Moody’s Analytics: Uniting capabilities for innovation
Moody’s Analytics continues to experience great demand for IFRS 17 solutions and decision-making tools. Colin Holmes, managing director of insurance solutions at Moody’s Analytics, explains
Moody’s Analytics continues to experience great demand for IFRS 17 solutions and decision-making tools. Colin Holmes, managing director of insurance solutions at Moody’s Analytics, explains
Moody’s Analytics helps insurers to make better, faster decisions – can you elaborate on that?
Giving business decision-makers the insight to make decisions quickly and effectively is how we see our mission at Moody’s Analytics. To enable that often requires the combination of a range of capabilities - so, with the breadth of expertise we have at Moody’s Analytics, this is an area where we are making a real difference to insurers.
For example, insurers invest in a range of credit assets, including structured assets and private instruments, taking on a range of risks. And of course, the insurance contracts and all the firm’s other assets create their own risks.
Now, it’s not exactly news to say that these asset and liability risks don’t occur in isolation. But in practice, the extent to which firms are able to model these risks together effectively is often limited.
Since bringing actuarial modelling provider GGY Axis into Moody’s Analytics, we have been integrating our actuarial modelling capabilities with broader expertise, for example, in credit and structured product analytics. By doing so, we are making it possible for our customers to model complex assets alongside their insurance liabilities, and by doing so, gain a better overall understanding of their business risks.
Thinking about specific challenges for insurers, to perform projections on an accounting basis, under CECL or IFRS 9, firms must incorporate ‘nested’ calculations of future credit losses on that range of credit assets.

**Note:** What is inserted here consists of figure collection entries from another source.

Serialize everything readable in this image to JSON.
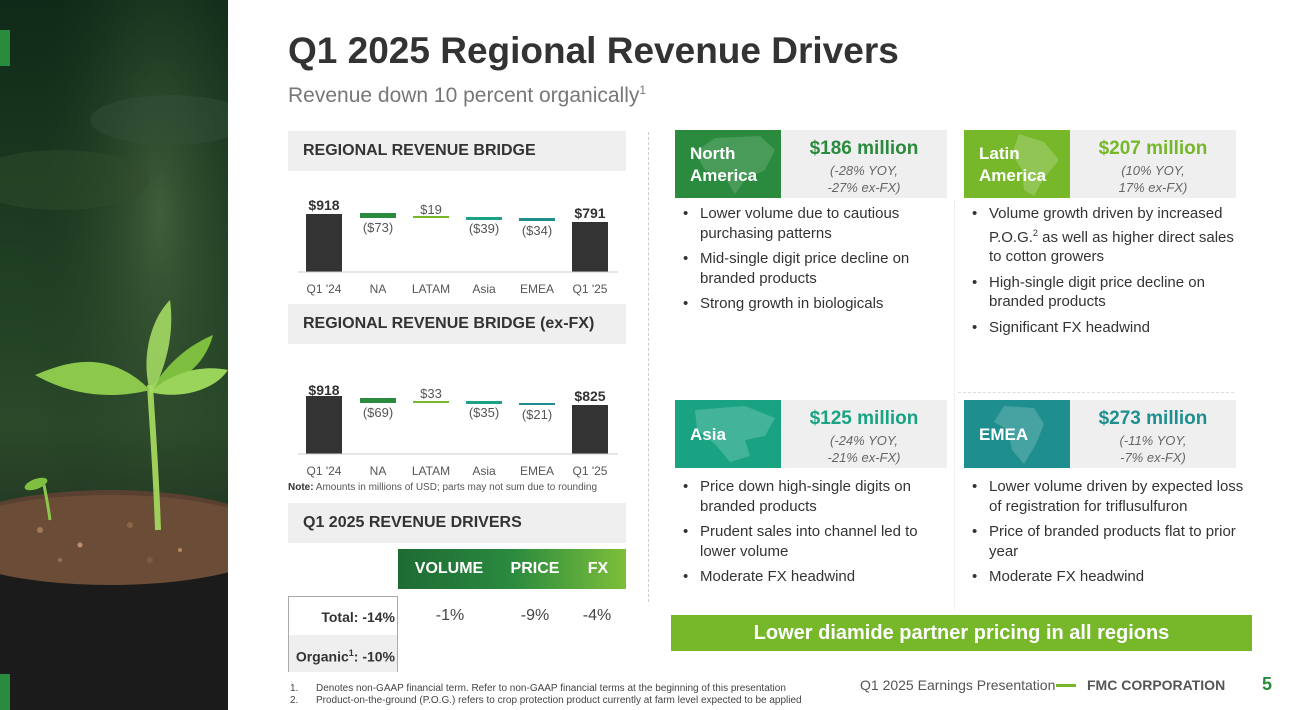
{
  "title": "Q1 2025 Regional Revenue Drivers",
  "subtitle": "Revenue down 10 percent organically",
  "subtitle_sup": "1",
  "bridge1": {
    "heading": "REGIONAL REVENUE BRIDGE",
    "categories": [
      "Q1 '24",
      "NA",
      "LATAM",
      "Asia",
      "EMEA",
      "Q1 '25"
    ],
    "labels": [
      "$918",
      "($73)",
      "$19",
      "($39)",
      "($34)",
      "$791"
    ]
  },
  "bridge2": {
    "heading": "REGIONAL REVENUE BRIDGE (ex-FX)",
    "categories": [
      "Q1 '24",
      "NA",
      "LATAM",
      "Asia",
      "EMEA",
      "Q1 '25"
    ],
    "labels": [
      "$918",
      "($69)",
      "$33",
      "($35)",
      "($21)",
      "$825"
    ]
  },
  "note": {
    "bold": "Note:",
    "text": " Amounts in millions of USD; parts may not sum due to rounding"
  },
  "drivers": {
    "heading": "Q1 2025 REVENUE DRIVERS",
    "columns": [
      "VOLUME",
      "PRICE",
      "FX"
    ],
    "total_label": "Total: -14%",
    "organic_label": "Organic",
    "organic_sup": "1",
    "organic_value": ": -10%",
    "values": [
      "-1%",
      "-9%",
      "-4%"
    ]
  },
  "regions": [
    {
      "name_line1": "North",
      "name_line2": "America",
      "amount": "$186 million",
      "sub_line1": "(-28% YOY,",
      "sub_line2": "-27% ex-FX)",
      "bullets": [
        "Lower volume due to cautious purchasing patterns",
        "Mid-single digit price decline on branded products",
        "Strong growth in biologicals"
      ]
    },
    {
      "name_line1": "Latin",
      "name_line2": "America",
      "amount": "$207 million",
      "sub_line1": "(10% YOY,",
      "sub_line2": "17% ex-FX)",
      "bullets": [
        "Volume growth driven by increased P.O.G.",
        "as well as higher direct sales to cotton growers",
        "High-single digit price decline on branded products",
        "Significant FX headwind"
      ],
      "bullet1_sup": "2"
    },
    {
      "name_line1": "Asia",
      "name_line2": "",
      "amount": "$125 million",
      "sub_line1": "(-24% YOY,",
      "sub_line2": "-21% ex-FX)",
      "bullets": [
        "Price down high-single digits on branded products",
        "Prudent sales into channel led to lower volume",
        "Moderate FX headwind"
      ]
    },
    {
      "name_line1": "EMEA",
      "name_line2": "",
      "amount": "$273 million",
      "sub_line1": "(-11% YOY,",
      "sub_line2": "-7% ex-FX)",
      "bullets": [
        "Lower volume driven by expected loss of registration for triflusulfuron",
        "Price of branded products flat to prior year",
        "Moderate FX headwind"
      ]
    }
  ],
  "banner": "Lower diamide partner pricing in all regions",
  "footnotes": [
    {
      "num": "1.",
      "text": "Denotes non-GAAP financial term. Refer to non-GAAP financial terms at the beginning of this presentation"
    },
    {
      "num": "2.",
      "text": "Product-on-the-ground (P.O.G.) refers to crop protection product currently at farm level expected to be applied"
    }
  ],
  "footer": {
    "presentation": "Q1 2025 Earnings Presentation",
    "company": "FMC CORPORATION",
    "page": "5"
  },
  "colors": {
    "green_dark": "#2a8a3e",
    "green_light": "#76b82a",
    "teal": "#1aa383",
    "teal_dark": "#1f8e8e",
    "bar_dark": "#333333"
  }
}
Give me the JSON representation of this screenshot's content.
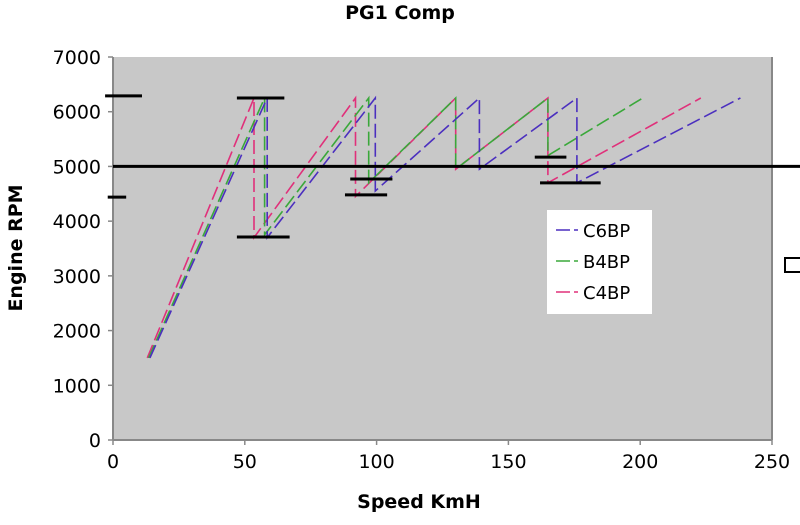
{
  "chart_data": {
    "type": "line",
    "title": "PG1 Comp",
    "xlabel": "Speed KmH",
    "ylabel": "Engine RPM",
    "xlim": [
      0,
      250
    ],
    "ylim": [
      0,
      7000
    ],
    "xticks": [
      "0",
      "50",
      "100",
      "150",
      "200",
      "250"
    ],
    "yticks": [
      "0",
      "1000",
      "2000",
      "3000",
      "4000",
      "5000",
      "6000",
      "7000"
    ],
    "grid": false,
    "plot_background": "#c8c8c8",
    "legend": {
      "position": "right",
      "entries": [
        "C6BP",
        "B4BP",
        "C4BP"
      ]
    },
    "series": [
      {
        "name": "C6BP",
        "color": "#4b2fbf",
        "x": [
          14,
          58.5,
          58.5,
          99.5,
          99.5,
          139,
          139,
          176,
          176,
          238
        ],
        "y": [
          1500,
          6250,
          3700,
          6250,
          4550,
          6250,
          4950,
          6250,
          4700,
          6250
        ]
      },
      {
        "name": "B4BP",
        "color": "#3aa83a",
        "x": [
          13.5,
          57.5,
          57.5,
          97,
          97,
          130,
          130,
          165,
          165,
          201
        ],
        "y": [
          1500,
          6250,
          3750,
          6250,
          4700,
          6250,
          4950,
          6250,
          5200,
          6250
        ]
      },
      {
        "name": "C4BP",
        "color": "#e0307a",
        "x": [
          13,
          53.5,
          53.5,
          92,
          92,
          130,
          130,
          165,
          165,
          223
        ],
        "y": [
          1500,
          6250,
          3700,
          6250,
          4450,
          6250,
          4950,
          6250,
          4700,
          6250
        ]
      }
    ],
    "reference_line": {
      "y": 5000,
      "color": "#000000"
    },
    "markers": [
      {
        "x1": -3,
        "x2": 11,
        "y": 6290
      },
      {
        "x1": -2,
        "x2": 5,
        "y": 4440
      },
      {
        "x1": 47,
        "x2": 65,
        "y": 6250
      },
      {
        "x1": 47,
        "x2": 67,
        "y": 3710
      },
      {
        "x1": 88,
        "x2": 104,
        "y": 4480
      },
      {
        "x1": 90,
        "x2": 106,
        "y": 4770
      },
      {
        "x1": 160,
        "x2": 172,
        "y": 5170
      },
      {
        "x1": 162,
        "x2": 185,
        "y": 4700
      }
    ]
  }
}
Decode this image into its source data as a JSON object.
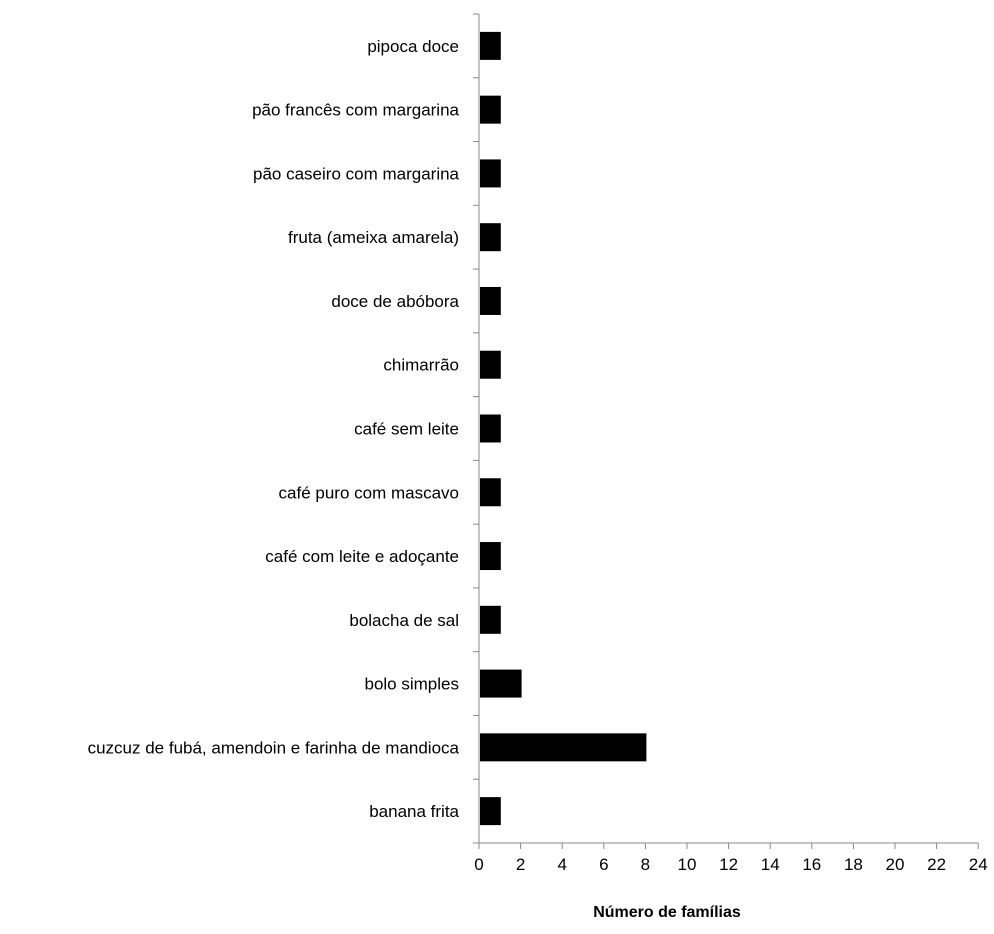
{
  "chart_data": {
    "type": "bar",
    "orientation": "horizontal",
    "categories": [
      "pipoca doce",
      "pão francês com margarina",
      "pão caseiro com margarina",
      "fruta (ameixa amarela)",
      "doce de abóbora",
      "chimarrão",
      "café sem leite",
      "café puro com mascavo",
      "café com leite e adoçante",
      "bolacha de sal",
      "bolo simples",
      "cuzcuz de fubá, amendoin e farinha de mandioca",
      "banana frita"
    ],
    "values": [
      1,
      1,
      1,
      1,
      1,
      1,
      1,
      1,
      1,
      1,
      2,
      8,
      1
    ],
    "title": "",
    "xlabel": "Número de famílias",
    "ylabel": "",
    "xlim": [
      0,
      24
    ],
    "xticks": [
      "0",
      "2",
      "4",
      "6",
      "8",
      "10",
      "12",
      "14",
      "16",
      "18",
      "20",
      "22",
      "24"
    ],
    "grid": false,
    "bar_color": "#000000"
  }
}
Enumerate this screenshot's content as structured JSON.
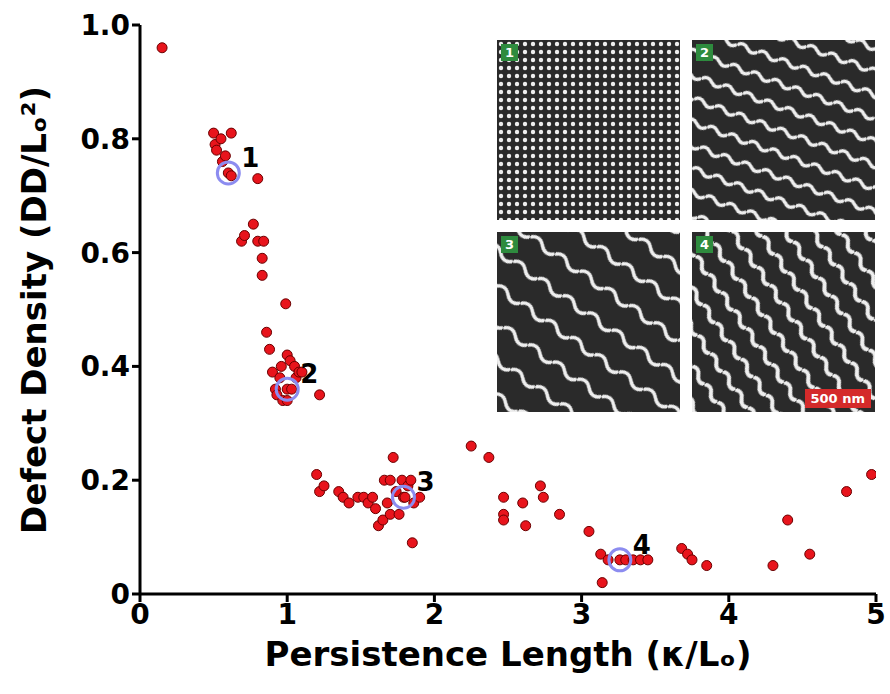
{
  "chart_data": {
    "type": "scatter",
    "x_label": "Persistence Length (κ/Lₒ)",
    "y_label": "Defect Density (DD/Lₒ²)",
    "color": "#e8141c",
    "marker": "circle",
    "grid": false,
    "xlim": [
      0,
      5
    ],
    "ylim": [
      0,
      1
    ],
    "xticks": [
      0,
      1,
      2,
      3,
      4,
      5
    ],
    "yticks": [
      0,
      {
        "value": 0.2,
        "label": "0.2"
      },
      {
        "value": 0.4,
        "label": "0.4"
      },
      {
        "value": 0.6,
        "label": "0.6"
      },
      {
        "value": 0.8,
        "label": "0.8"
      },
      {
        "value": 1,
        "label": "1.0"
      }
    ],
    "x": [
      0.15,
      0.5,
      0.51,
      0.52,
      0.55,
      0.56,
      0.58,
      0.6,
      0.62,
      0.62,
      0.8,
      0.69,
      0.71,
      0.77,
      0.8,
      0.84,
      0.83,
      0.83,
      0.99,
      0.86,
      0.88,
      0.9,
      0.92,
      0.93,
      0.95,
      0.96,
      0.97,
      1.0,
      1.0,
      1.0,
      1.02,
      1.03,
      1.05,
      1.06,
      1.08,
      1.1,
      1.22,
      1.2,
      1.22,
      1.25,
      1.35,
      1.38,
      1.42,
      1.48,
      1.52,
      1.55,
      1.58,
      1.6,
      1.62,
      1.65,
      1.66,
      1.68,
      1.7,
      1.7,
      1.72,
      1.74,
      1.76,
      1.78,
      1.79,
      1.8,
      1.82,
      1.84,
      1.85,
      1.86,
      1.9,
      2.25,
      2.37,
      2.47,
      2.47,
      2.47,
      2.6,
      2.62,
      2.72,
      2.74,
      2.85,
      3.05,
      3.13,
      3.14,
      3.18,
      3.26,
      3.3,
      3.35,
      3.4,
      3.45,
      3.68,
      3.72,
      3.75,
      3.85,
      4.3,
      4.4,
      4.55,
      4.8,
      4.97
    ],
    "values": [
      0.96,
      0.81,
      0.79,
      0.78,
      0.8,
      0.76,
      0.77,
      0.74,
      0.81,
      0.735,
      0.73,
      0.62,
      0.63,
      0.65,
      0.62,
      0.62,
      0.59,
      0.56,
      0.51,
      0.46,
      0.43,
      0.39,
      0.36,
      0.35,
      0.38,
      0.4,
      0.34,
      0.42,
      0.34,
      0.36,
      0.41,
      0.36,
      0.4,
      0.38,
      0.39,
      0.39,
      0.35,
      0.21,
      0.18,
      0.19,
      0.18,
      0.17,
      0.16,
      0.17,
      0.17,
      0.16,
      0.17,
      0.15,
      0.12,
      0.13,
      0.2,
      0.16,
      0.2,
      0.14,
      0.24,
      0.18,
      0.14,
      0.2,
      0.17,
      0.17,
      0.19,
      0.2,
      0.09,
      0.16,
      0.17,
      0.26,
      0.24,
      0.17,
      0.14,
      0.13,
      0.16,
      0.12,
      0.19,
      0.17,
      0.14,
      0.11,
      0.07,
      0.02,
      0.06,
      0.06,
      0.06,
      0.06,
      0.06,
      0.06,
      0.08,
      0.07,
      0.06,
      0.05,
      0.05,
      0.13,
      0.07,
      0.18,
      0.21
    ],
    "annotations": [
      {
        "text": "1",
        "x": 0.6,
        "y": 0.74
      },
      {
        "text": "2",
        "x": 1.0,
        "y": 0.36
      },
      {
        "text": "3",
        "x": 1.79,
        "y": 0.17
      },
      {
        "text": "4",
        "x": 3.26,
        "y": 0.06
      }
    ],
    "insets": {
      "labels": [
        "1",
        "2",
        "3",
        "4"
      ],
      "scale_bar": "500 nm"
    }
  }
}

By integrating our extensive credit and actuarial capabilities, Moody’s Analytics is helping firms meet these challenges.
Additionally, a key focus for us is translating these capabilities into analysis that delivers business insight.
The quality of the models and data that generate results are absolutely fundamental – however, models alone are not enough.
Firms also require packaged, accessible software that delivers the insight they need to make decisions.
We recently acquired RiskFirst, whose pensions-analytics software PFaroe® epitomises this, translating a set of core modelling capabilities into accessible, easy-to-use analytics that allows decision-makers to understand the impact of management decisions – ultimately supporting better, faster decisions.
What does that mean for the solutions you provide?
Our basic approach is unchanged. We focus on delivering software solutions that incorporate Moody’s Analytics capabilities ‘in the box’, to deliver comprehensive solutions to industry challenges. These capabilities include a broad range of models and calculations, as well as our proprietary content, for example economic forecasting and scenarios, capital-market assumptions, credit data, and analytics.
As an example, we have brought our actuarial firepower to bear on the IFRS 17 challenge - developing the required calculations and building these into our RiskIntegrity™ IFRS 17 enterprise software solution.
This allows our actuarial expertise to be packaged into the enterprise software required to integrate into firms’ financial reporting processes and support smoothly running operations.
The drive for cost-effective solutions also means customers are demanding innovative use of technology. In particular, firms are using the cloud to reduce computation costs by replacing inefficient, fixed infrastructure with on-demand elastic cloud computing.
We have introduced GridLink-as-a-Service (GlaaS), as part of our AXIS™ solution, allowing insurers to perform actuarial calculations on the cloud at an unprecedented scale.
Has demand for IFRS 17 solutions slowed, have the challenges changed?
We continue to experience a great deal of demand in this area. The anticipated challenges, such as the integration of actuarial and accounting systems, creating data, modelling, and governance challenges, mean the impact of IFRS 17 is now being felt across the industry.
This is particularly the case as insurers are now deploying software and integrating their actuarial and accounting systems, preparing data, running calculations and testing their processes.
We are currently working on projects with a number of customers globally, in preparation for IFRS 17 implementation. We relish the opportunity to help our customers with this significant challenge.